Answer:
The coordinates of G' are [tex]G'(x,y) = \left(-\frac{2}{3}, \frac{4}{3} \right)[/tex].
Step-by-step explanation:
From Linear Algebra, we define the dilation of point G by the following expression:
[tex]G'(x,y) = O(x,y) + k\cdot [G(x,y)-O(x,y)][/tex] (1)
Where:
[tex]O(x,y)[/tex] - Center of dilation, dimensionless.
[tex]k[/tex] - Scale factor, dimensionless.
[tex]G(x,y)[/tex] - Coordinates of point G, dimensionless.
[tex]G'(x,y)[/tex] - Coordinates of point G', dimensionless.

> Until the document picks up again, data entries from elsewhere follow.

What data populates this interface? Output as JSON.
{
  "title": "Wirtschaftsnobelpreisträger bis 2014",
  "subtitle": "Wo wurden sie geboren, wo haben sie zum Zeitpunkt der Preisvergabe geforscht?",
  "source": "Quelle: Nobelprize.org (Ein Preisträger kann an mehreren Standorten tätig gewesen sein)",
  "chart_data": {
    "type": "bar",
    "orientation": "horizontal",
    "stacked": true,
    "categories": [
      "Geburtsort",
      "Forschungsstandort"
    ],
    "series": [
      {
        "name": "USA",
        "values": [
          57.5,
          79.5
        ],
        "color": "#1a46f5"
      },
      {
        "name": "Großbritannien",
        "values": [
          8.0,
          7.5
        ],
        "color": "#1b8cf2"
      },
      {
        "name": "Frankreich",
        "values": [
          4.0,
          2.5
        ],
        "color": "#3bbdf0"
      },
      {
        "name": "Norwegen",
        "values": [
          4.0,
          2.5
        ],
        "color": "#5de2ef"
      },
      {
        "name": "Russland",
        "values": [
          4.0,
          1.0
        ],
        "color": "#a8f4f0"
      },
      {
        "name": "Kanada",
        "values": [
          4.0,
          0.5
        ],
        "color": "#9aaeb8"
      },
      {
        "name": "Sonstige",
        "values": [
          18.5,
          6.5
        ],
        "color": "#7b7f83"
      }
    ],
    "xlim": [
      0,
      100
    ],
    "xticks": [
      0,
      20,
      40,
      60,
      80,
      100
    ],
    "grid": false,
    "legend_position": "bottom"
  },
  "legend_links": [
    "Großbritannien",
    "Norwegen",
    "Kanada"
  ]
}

If we know that [tex]O(x,y) = (0,0)[/tex], [tex]k = \frac{1}{3}[/tex], [tex]G(x,y) = (-2,4)[/tex], then the point G' is:
[tex]G'(x,y) = (0,0) + \frac{1}{3}\cdot [(-2,4)-(0,0)][/tex]
[tex]G'(x,y) = \left(-\frac{2}{3}, \frac{4}{3} \right)[/tex]
The coordinates of G' are [tex]G'(x,y) = \left(-\frac{2}{3}, \frac{4}{3} \right)[/tex].